2014

Installation at Together group exhibition, Kiasma – Museum of Contemporary Art, Helsinki.

“I didn’t actually participate, but I did spend a lot of time there. Their philosophy was on a different level to anything I had encountered previously, that’s why it was so interesting. The shop was on Kalevankatu, I don’t remember the exact address, quite close to Lönkan Talo. It wasn’t really a shop, there was nothing on sale. Sometimes they gave away something for free. But there were things on the shelves, and people meeting and exchanging ideas by means of form and colour. It was pretty much an autonomous group.

The people in the shop lived totally outside all linguis- tic concepts. No one even knew their real names. They had all adopted a shape and a colour as their name, but even those could change with the mood.

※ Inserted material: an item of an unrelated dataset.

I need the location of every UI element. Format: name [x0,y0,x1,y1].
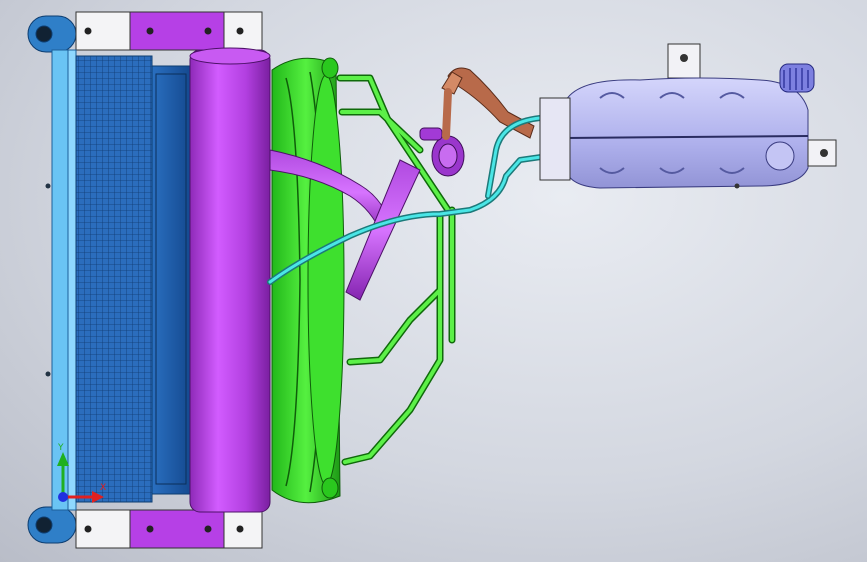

Actually, the very concept of name was alien to them. All communication took place through form and color, and sometimes through sound, which was in an abstract, sculptural form. They sought an alternative lifestyle that was turned inwards to inner space, a lifestyle in which verbal concepts were insufficient tools for thinking, for expressing ideas.

Some of the gang had lived in Drop City since its inception, but they had been thrown out when they refused to communicate in a shared language. No one could understand them in practical matters unless equally steeped in their philosophy. They also sought to abandon the use of verbal concepts in their minds, on the level of personal thinking, so that they would not have to think of a yellow circle and then paint it on paper. Thinking itself was form and color.

Communication could sometimes seem a bit awkward, because giving ideas a material shape was quite limited with existing tools. It was difficult to give a physical form to an extremely subtle and complex mesh of form and color with, say, paint, a knife and a piece of wood. On the other hand, these tools contained an inherent wealth that also seemed like a language, or a dialect. There was a certain primitive directness and lyricism in what they did. They did not try to achieve the same kind of accuracy as when people communicate with linguistic concepts, they sought a broader, more indefinable way of ex- changing ideas. You just had to accept that forms and colors meant totally different things for different people, and that meanings were scattered in all directions at once. At least they did, if you tried to conceptualize what you saw verbally, but that was not the point.”